Welcome to Day 586 of our Wisdom-Trek, and thank you for joining me.

I am Guthrie Chamberlain, Your Guide to Wisdom

Rejecting Lady Folly – Proverbs 5

Rejecting Folly 1

Thank you for joining us for our 5 days per week wisdom and legacy building podcast. Today is Day 586 of our trek, and it is Wisdom Wednesday. Every Wednesday along life’s trails we dig for the nuggets of wisdom that are found within the book of Proverbs. Today we will explore Proverbs 5 from The Voice Translation, which will give us a fresh perspective on this book of timeless wisdom.

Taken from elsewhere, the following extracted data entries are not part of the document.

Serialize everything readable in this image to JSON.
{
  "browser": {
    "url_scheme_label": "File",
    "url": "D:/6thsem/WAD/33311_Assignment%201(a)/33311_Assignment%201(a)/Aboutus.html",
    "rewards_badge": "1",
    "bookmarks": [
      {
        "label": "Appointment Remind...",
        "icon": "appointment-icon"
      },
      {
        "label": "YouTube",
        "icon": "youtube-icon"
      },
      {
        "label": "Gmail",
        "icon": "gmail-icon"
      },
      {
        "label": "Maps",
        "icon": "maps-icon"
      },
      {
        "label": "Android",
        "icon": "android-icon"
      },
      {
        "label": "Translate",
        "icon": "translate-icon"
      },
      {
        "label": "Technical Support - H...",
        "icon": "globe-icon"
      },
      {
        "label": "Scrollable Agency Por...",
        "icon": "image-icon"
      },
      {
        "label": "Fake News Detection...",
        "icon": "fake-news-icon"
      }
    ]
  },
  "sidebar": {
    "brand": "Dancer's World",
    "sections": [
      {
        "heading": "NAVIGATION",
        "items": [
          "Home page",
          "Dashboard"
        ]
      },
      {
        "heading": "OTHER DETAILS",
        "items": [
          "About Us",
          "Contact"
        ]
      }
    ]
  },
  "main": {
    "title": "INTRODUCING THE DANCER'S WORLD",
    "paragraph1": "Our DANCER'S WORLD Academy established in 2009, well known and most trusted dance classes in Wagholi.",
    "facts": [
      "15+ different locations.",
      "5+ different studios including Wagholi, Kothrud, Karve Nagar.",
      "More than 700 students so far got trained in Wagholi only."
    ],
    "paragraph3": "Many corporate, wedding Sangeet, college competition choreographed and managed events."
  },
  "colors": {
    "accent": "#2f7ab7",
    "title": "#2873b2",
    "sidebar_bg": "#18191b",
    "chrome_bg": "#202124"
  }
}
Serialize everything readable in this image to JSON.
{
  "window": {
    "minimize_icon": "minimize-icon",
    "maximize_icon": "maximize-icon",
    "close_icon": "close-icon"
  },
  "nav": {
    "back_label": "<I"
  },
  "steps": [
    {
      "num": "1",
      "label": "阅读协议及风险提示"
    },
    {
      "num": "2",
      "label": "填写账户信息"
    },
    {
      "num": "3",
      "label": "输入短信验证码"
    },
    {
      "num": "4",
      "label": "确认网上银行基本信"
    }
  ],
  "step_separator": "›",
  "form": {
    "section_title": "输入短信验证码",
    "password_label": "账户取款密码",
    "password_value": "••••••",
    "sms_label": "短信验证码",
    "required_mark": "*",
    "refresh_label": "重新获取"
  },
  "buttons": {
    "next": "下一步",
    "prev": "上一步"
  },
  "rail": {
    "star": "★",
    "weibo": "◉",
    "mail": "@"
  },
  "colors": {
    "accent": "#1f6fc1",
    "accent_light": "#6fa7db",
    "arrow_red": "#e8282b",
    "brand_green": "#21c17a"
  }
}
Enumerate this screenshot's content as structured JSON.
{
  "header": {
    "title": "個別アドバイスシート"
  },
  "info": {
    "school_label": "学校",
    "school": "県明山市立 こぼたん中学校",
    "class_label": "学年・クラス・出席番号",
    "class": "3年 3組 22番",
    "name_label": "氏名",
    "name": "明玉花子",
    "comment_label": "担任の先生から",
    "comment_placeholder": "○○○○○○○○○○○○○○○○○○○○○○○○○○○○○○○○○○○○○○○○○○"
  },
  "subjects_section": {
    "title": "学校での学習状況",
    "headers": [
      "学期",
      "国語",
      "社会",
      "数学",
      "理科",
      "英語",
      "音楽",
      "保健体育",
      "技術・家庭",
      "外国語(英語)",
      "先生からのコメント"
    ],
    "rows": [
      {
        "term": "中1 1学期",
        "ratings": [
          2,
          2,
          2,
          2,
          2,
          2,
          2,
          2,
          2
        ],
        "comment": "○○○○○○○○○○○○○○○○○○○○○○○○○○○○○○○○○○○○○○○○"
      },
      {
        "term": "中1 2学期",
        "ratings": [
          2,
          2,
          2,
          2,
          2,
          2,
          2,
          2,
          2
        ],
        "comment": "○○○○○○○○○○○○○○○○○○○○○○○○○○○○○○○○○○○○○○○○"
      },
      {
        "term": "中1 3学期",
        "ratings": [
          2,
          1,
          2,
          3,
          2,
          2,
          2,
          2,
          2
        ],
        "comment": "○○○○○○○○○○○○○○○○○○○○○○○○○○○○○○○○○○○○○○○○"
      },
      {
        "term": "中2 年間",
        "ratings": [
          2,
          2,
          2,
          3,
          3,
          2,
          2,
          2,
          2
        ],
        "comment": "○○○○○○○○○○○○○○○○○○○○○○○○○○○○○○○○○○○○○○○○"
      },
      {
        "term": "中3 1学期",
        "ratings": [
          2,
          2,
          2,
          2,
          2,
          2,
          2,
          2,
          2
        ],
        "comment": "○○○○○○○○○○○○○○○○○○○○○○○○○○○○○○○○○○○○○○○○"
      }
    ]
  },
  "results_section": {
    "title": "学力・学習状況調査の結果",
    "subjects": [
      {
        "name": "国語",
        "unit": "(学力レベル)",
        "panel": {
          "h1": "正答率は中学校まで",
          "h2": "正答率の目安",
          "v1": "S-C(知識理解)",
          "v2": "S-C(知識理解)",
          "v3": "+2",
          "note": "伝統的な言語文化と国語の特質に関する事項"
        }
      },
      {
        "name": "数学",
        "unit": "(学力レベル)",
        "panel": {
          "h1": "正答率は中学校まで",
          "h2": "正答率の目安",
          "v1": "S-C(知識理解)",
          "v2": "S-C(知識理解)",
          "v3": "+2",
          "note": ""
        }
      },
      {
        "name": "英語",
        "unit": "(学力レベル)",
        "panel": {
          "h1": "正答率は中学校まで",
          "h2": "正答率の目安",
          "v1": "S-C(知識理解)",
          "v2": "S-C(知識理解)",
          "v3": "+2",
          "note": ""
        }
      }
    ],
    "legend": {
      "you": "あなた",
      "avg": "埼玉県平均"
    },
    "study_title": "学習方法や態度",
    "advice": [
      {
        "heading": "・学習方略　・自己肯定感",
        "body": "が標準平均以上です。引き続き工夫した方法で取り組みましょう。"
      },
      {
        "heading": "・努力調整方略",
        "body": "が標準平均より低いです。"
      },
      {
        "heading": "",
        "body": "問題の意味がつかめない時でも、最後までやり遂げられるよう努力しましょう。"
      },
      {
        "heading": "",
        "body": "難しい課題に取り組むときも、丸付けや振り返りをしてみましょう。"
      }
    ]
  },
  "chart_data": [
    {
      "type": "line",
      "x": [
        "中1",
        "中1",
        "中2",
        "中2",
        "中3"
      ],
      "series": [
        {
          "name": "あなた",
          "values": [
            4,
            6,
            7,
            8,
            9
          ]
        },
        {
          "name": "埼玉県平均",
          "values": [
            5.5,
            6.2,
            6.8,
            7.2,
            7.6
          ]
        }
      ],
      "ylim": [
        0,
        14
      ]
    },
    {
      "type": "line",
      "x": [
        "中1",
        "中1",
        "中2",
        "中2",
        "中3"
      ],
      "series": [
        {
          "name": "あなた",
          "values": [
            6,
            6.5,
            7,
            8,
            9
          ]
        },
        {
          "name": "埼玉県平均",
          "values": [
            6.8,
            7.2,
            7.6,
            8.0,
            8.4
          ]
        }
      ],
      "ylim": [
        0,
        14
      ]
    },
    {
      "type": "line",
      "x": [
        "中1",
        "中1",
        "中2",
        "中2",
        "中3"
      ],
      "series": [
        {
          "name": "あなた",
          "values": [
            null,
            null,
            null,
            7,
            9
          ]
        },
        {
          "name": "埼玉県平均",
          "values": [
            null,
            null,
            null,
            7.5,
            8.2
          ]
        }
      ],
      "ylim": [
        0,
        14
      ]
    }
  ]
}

We are broadcasting from our studio at The Big House in Marietta, Ohio. In today’s world, as it has been since the beginning of recorded history, it is so easy to fall into the trap of folly. That is to say making decisions that are foolish instead of wise. We are all prone to this, and it is only when we seek out wisdom on a daily basis that we will have any hope to make wise decisions.

One area that is probably most destructive is when we make foolish decisions about our relationships, especially when it involves becoming intimate with others outside the covenant that we make when we marry. Solomon has much to say about this in Proverbs and in this chapter Solomon instructs his sons with very direct teaching. Solomon made many foolish decisions in this area, so he had much experience to teach from.

So today in Chapter 5 of Proverbs, we will explore the importance of…

Rejecting Lady Folly


There is a character in Proverbs, the adulteress, referred to as the seductive woman, who we have only had brief encounters with so far ([2:16]-19). Now in Chapters 5-7, we get a much closer look at this woman, and it’s not pretty. This lady is a sham and will do you no good.

This speech is frightening. The father calls the adulteress the “seductive woman.” As the passage implies, she is already a married woman. Beware! She might be persuasive, with lips that speak “honey-sweet” and words that are “smooth like oil,” but in reality, she is barbed and bitter. Follow her, and she will take you down with her “straight to the grave.”

The father goes on to use a contrasting set of images – the house of the adulteress is the root of destruction, but the home of your bride is the fruit of life. The father’s speech flows with words comparing the wife to that of water (a “cistern” and “fountain”).

Water in the Near East was particularly gratifying due to extremely high temperatures. Likewise, the father implies, a man’s wife is water to his soul. The sexually thirsty man should always drink of his wife’s body and be intoxicated with her love and never partake from another woman.